The middle classes generally would not wear such high value items such as these. However, the style of these clothes would have spread further than the small social group for whom they were made, much the same as adapted catwalk fashions can be found in high street retailers today. The middle classes could afford to have high fashion copied by local dressmakers and tailors, or made their own new clothes.
The poor would rely on the huge second-hand clothes trade prevalent during the period, spending hours altering old clothes for themselves and their families to make them fit or to make them more fashionable. Clothes could be dyed and the good parts of a garment made into children’s clothes or accessories, and areas of wear could be patched. There was even a market for ragged clothes that had been through several owners – these were still worn by the destitute.

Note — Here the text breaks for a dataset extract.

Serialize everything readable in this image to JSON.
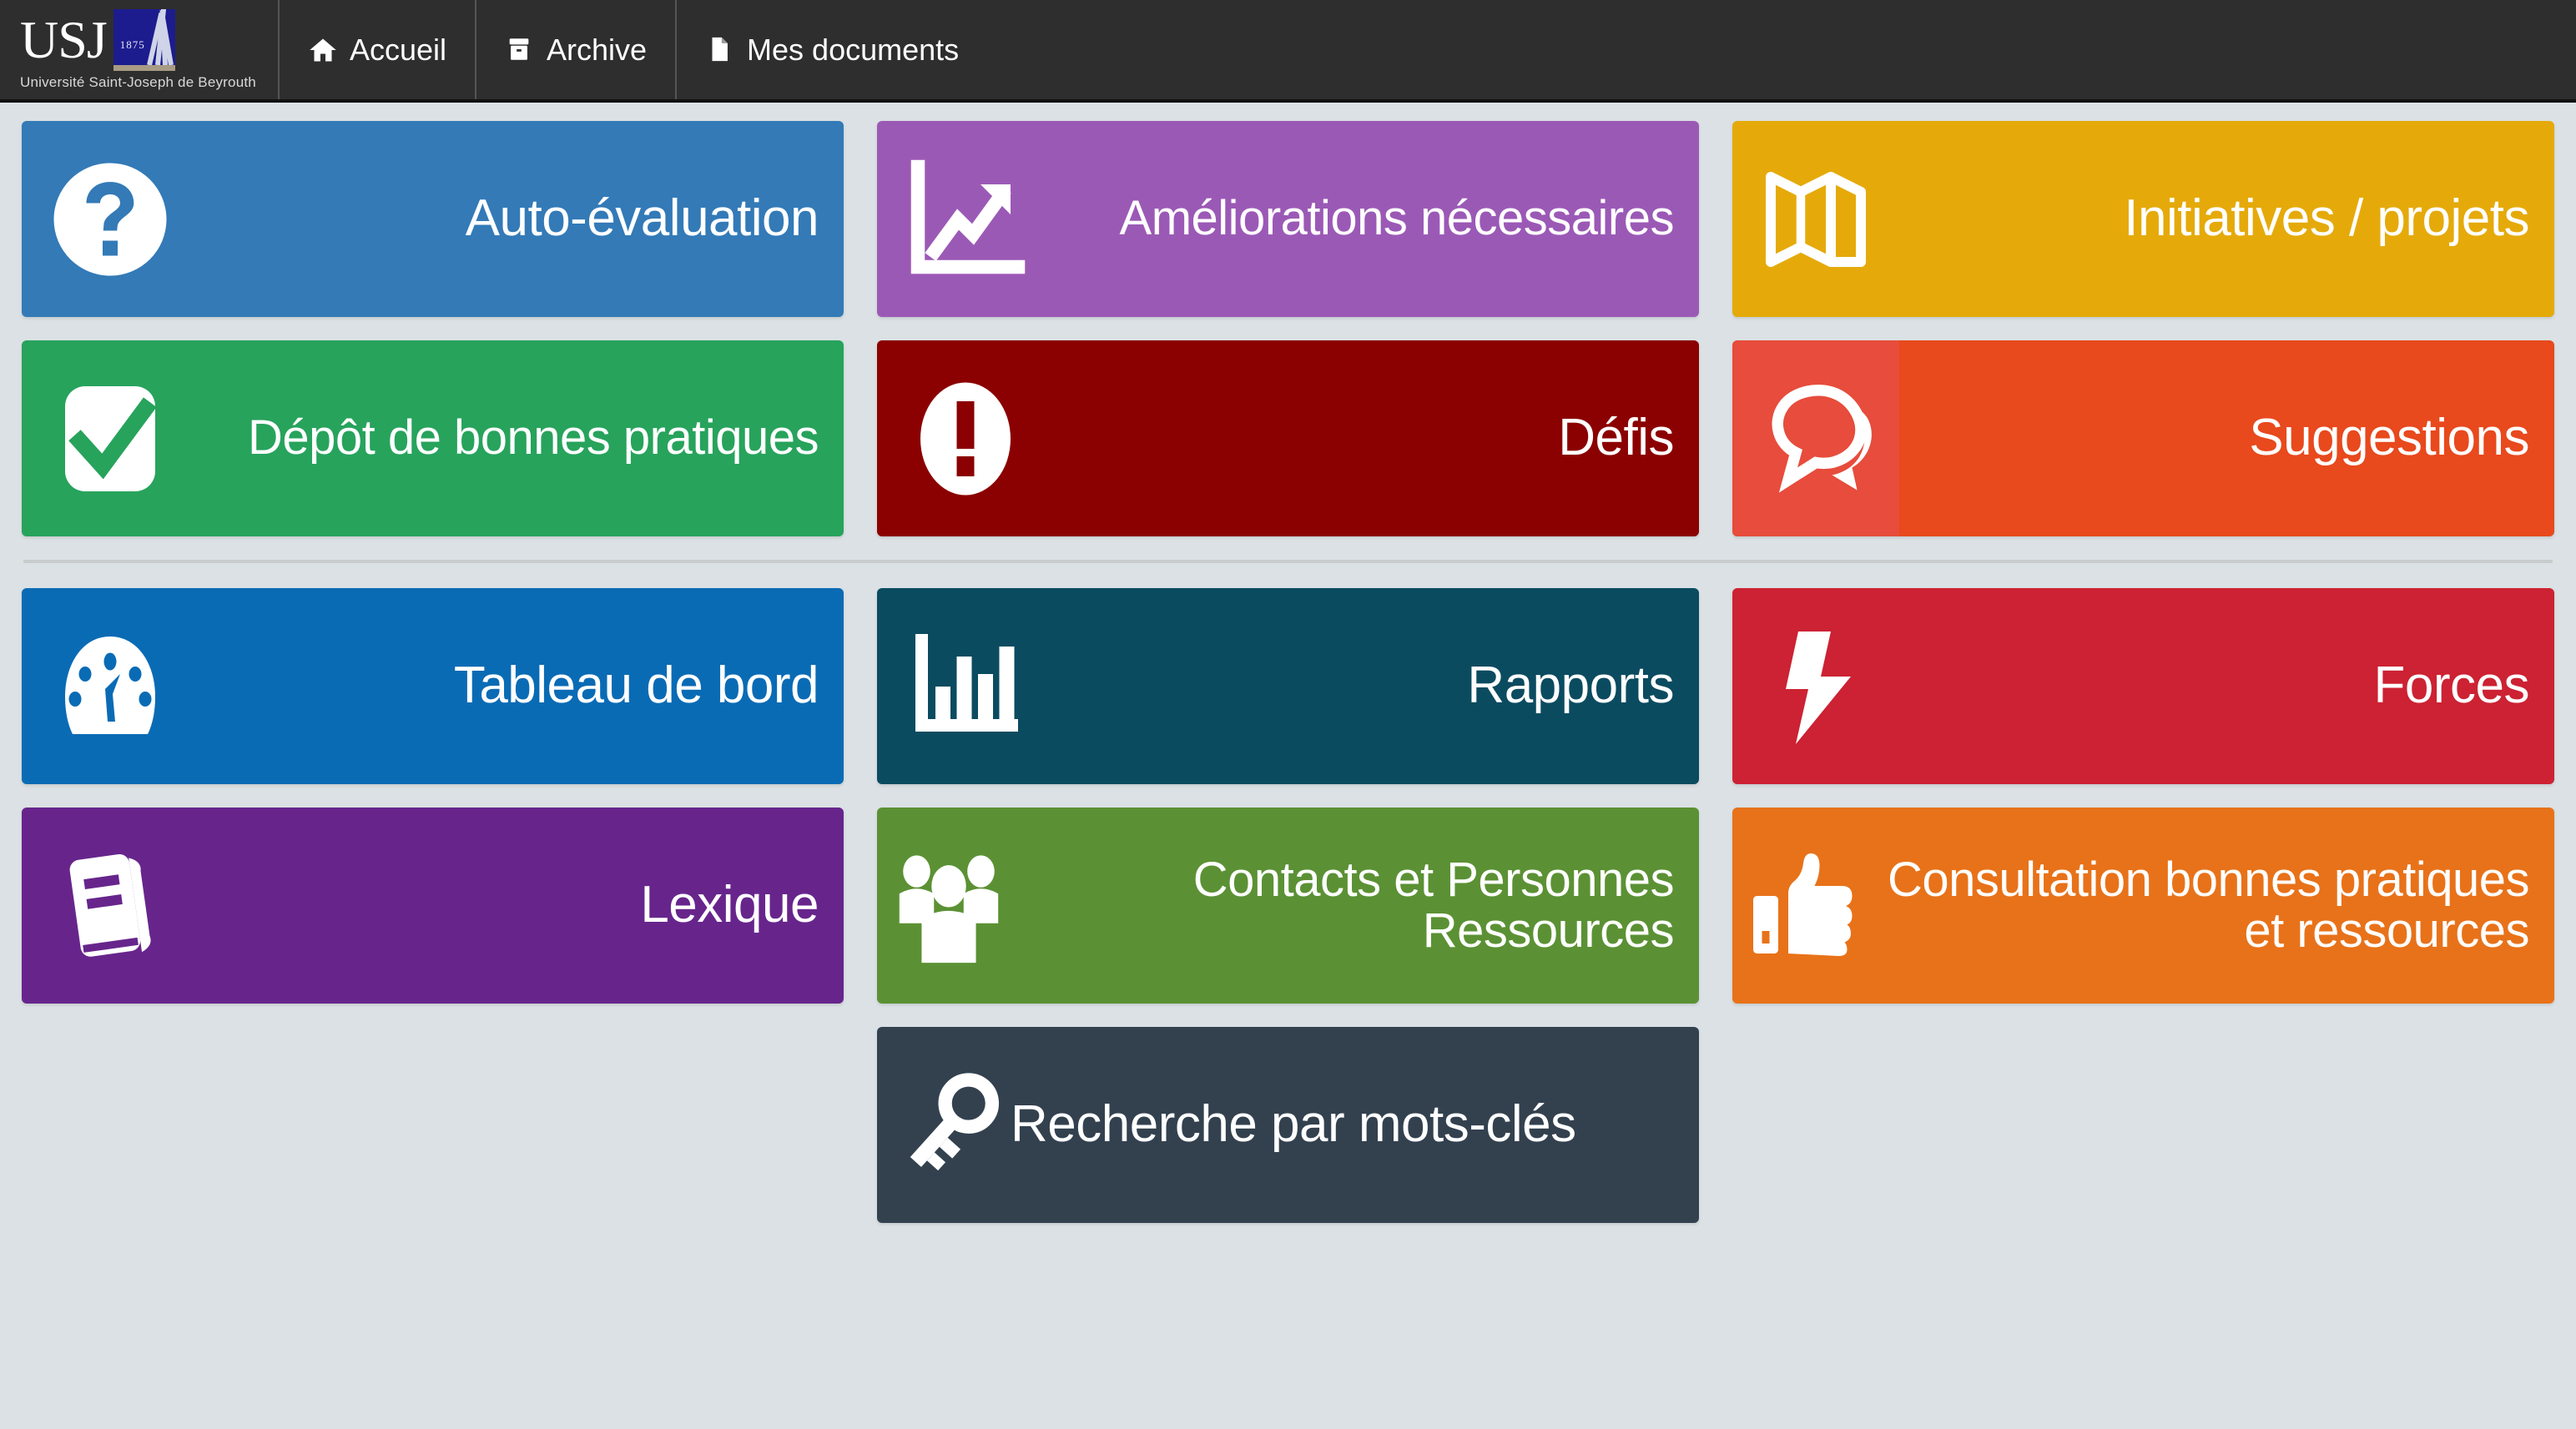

Women’s clothes 1830s-1860s
Women’s skirts swelled between 1840 and 1860. At first the skirts were supported by several petticoats, one of which was of a stiffened silk or of a silk and horsehair fabric, known as crinoline. When the frame of pliable steel hoops was invented in 1856, it was known as the cage crinoline. It would have been very heavy and cumbersome to wear a full-length coat over a crinoline skirt, so mantles, shawls or short jackets were more convenient for outdoor wear. Fibres used were all natural ones such as cotton, wool and silk. Making the very tight bodices and sleeves of women’s dresses required far more skill than the straight-seamed skirt.
Women’s clothes 1860s-1890s
In the late 1860s the fullness of the very large crinoline was moved to the back of the skirt and trailed behind the wearer. The back of the skirt was swept up into a bustle in the 1870s, held out over a pad or frame and allowed to flow down into a short train. To make this type of skirt requires many hours of skilled work.

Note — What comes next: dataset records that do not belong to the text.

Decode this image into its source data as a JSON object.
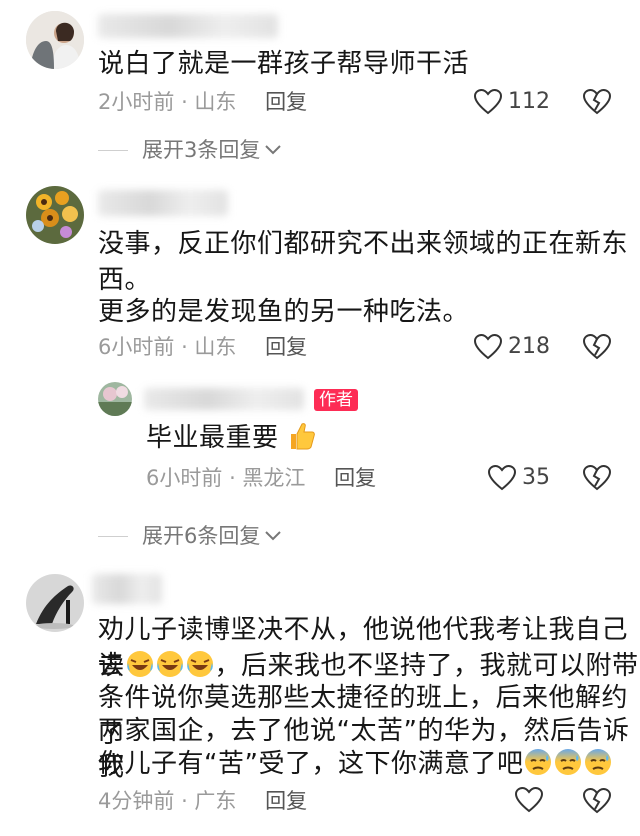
{
  "comments": [
    {
      "text": "说白了就是一群孩子帮导师干活",
      "time": "2小时前",
      "location": "山东",
      "reply_label": "回复",
      "likes": "112",
      "expand_label": "展开3条回复"
    },
    {
      "text_line1": "没事，反正你们都研究不出来领域的正在新东",
      "text_line2": "西。",
      "text_line3": "更多的是发现鱼的另一种吃法。",
      "time": "6小时前",
      "location": "山东",
      "reply_label": "回复",
      "likes": "218",
      "reply": {
        "author_tag": "作者",
        "text": "毕业最重要",
        "emoji": "thumbs-up",
        "time": "6小时前",
        "location": "黑龙江",
        "reply_label": "回复",
        "likes": "35"
      },
      "expand_label": "展开6条回复"
    },
    {
      "text_line1": "劝儿子读博坚决不从，他说他代我考让我自己去",
      "text_line2_prefix": "读",
      "text_line2_suffix": "，后来我也不坚持了，我就可以附带",
      "text_line3": "条件说你莫选那些太捷径的班上，后来他解约了",
      "text_line4": "两家国企，去了他说“太苦”的华为，然后告诉我",
      "text_line5": "你儿子有“苦”受了，这下你满意了吧",
      "emoji_after_du": "rolling-on-floor-laughing x3",
      "emoji_end": "cold-sweat x3",
      "time": "4分钟前",
      "location": "广东",
      "reply_label": "回复"
    }
  ],
  "colors": {
    "author_tag": "#fd2c55",
    "meta": "#9a9a9a"
  }
}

In the last decade of Queen Victoria’s reign, women’s clothes were plainer, and the bustle smaller. Day dresses show that women were leading rather more active lives. However the dresses of the 1890s, with their very small waists and need for tight stays, still restricted movement. Many of the bodices and blouses had high necks stiffened with bones or wire. The chin had to he held up and the hair was puffed out and topped with a large hat, secured with a hat pin. Evening dresses were made from luxurious, heavy silks and had boned bodices and trains.
Aesthetic dress in the 19th century
In the mid nineteenth century, the group of artists known as the Pre-Raphaelite Brotherhood used medieval and Renaissance-style dress in their paintings. They designed theatrical costumes which were intended to be both historically accurate and graceful. Several of them, actresses and others with artistic leanings, took to wearing such clothes all the time. Gradually the style took a definite form of its own which marked the wearer as being ‘artistic’. This style was also known as ‘aesthetic’ dress.

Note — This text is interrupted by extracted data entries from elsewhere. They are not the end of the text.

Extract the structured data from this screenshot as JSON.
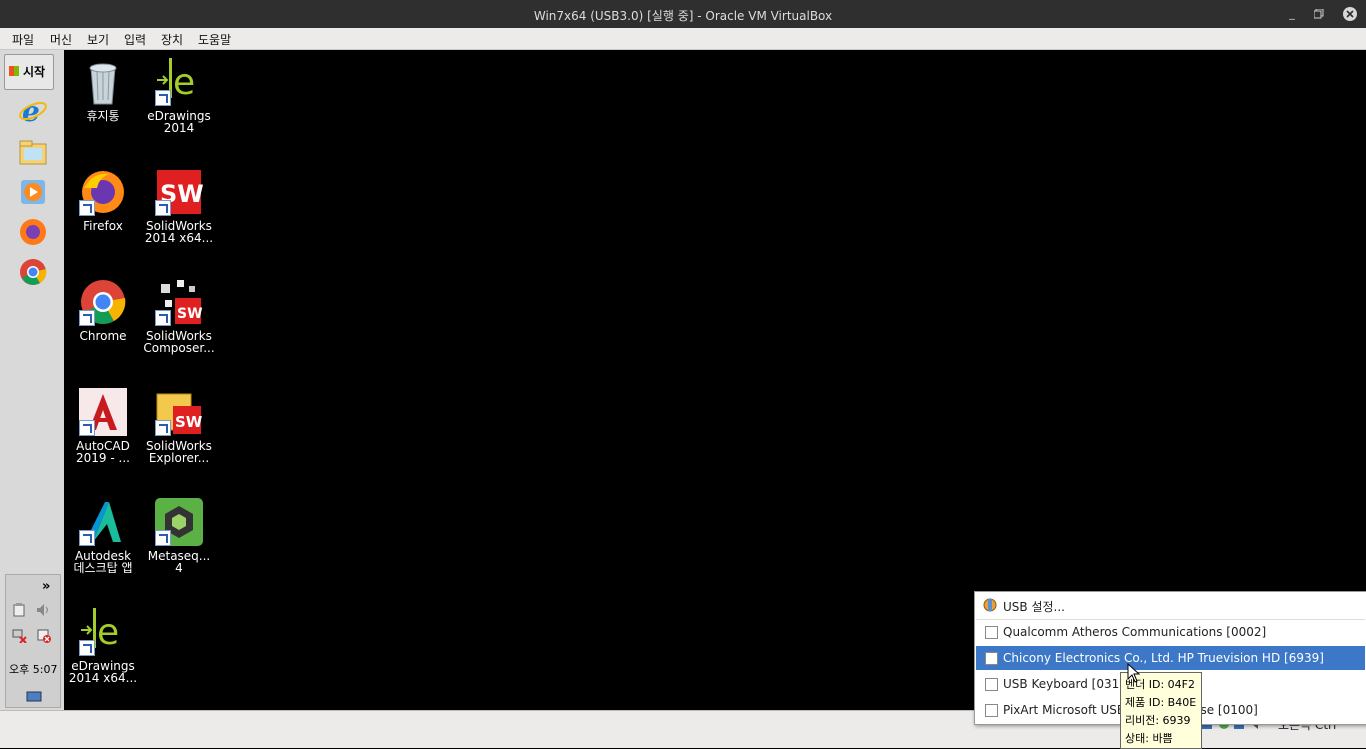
{
  "window": {
    "title": "Win7x64 (USB3.0) [실행 중] - Oracle VM VirtualBox"
  },
  "menu": [
    "파일",
    "머신",
    "보기",
    "입력",
    "장치",
    "도움말"
  ],
  "start_label": "시작",
  "tray": {
    "expand": "»",
    "time": "오후 5:07"
  },
  "desktop_icons": [
    {
      "label": "휴지통",
      "label2": ""
    },
    {
      "label": "eDrawings",
      "label2": "2014"
    },
    {
      "label": "Firefox",
      "label2": ""
    },
    {
      "label": "SolidWorks",
      "label2": "2014 x64..."
    },
    {
      "label": "Chrome",
      "label2": ""
    },
    {
      "label": "SolidWorks",
      "label2": "Composer..."
    },
    {
      "label": "AutoCAD",
      "label2": "2019 - ..."
    },
    {
      "label": "SolidWorks",
      "label2": "Explorer..."
    },
    {
      "label": "Autodesk",
      "label2": "데스크탑 앱"
    },
    {
      "label": "Metaseq...",
      "label2": "4"
    },
    {
      "label": "eDrawings",
      "label2": "2014 x64..."
    }
  ],
  "usb_menu": {
    "settings": "USB 설정...",
    "devices": [
      "Qualcomm Atheros Communications  [0002]",
      "Chicony Electronics Co., Ltd. HP Truevision HD [6939]",
      "USB Keyboard [0310]",
      "PixArt Microsoft USB Optical Mouse [0100]"
    ]
  },
  "tooltip": {
    "vendor": "벤더 ID: 04F2",
    "product": "제품 ID: B40E",
    "revision": "리비전: 6939",
    "state": "상태: 바쁨"
  },
  "statusbar": {
    "host_key": "오른쪽 Ctrl"
  },
  "colors": {
    "selection": "#3d78c8",
    "tooltip_bg": "#ffffdc",
    "titlebar": "#2f2f2f"
  }
}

Members of societies such as the Dress Reform Movement and the Healthy and Artistic Dress Union were critical of heavy restrictive clothing and tight corsets, which they thought unhealthy and lacking in grace. They favoured making garments from washable fabrics and making dress healthier in other ways. Some enthusiastic dress reformers advocated woollen underwear in the belief that it allowed the skin to breathe better than other fabrics.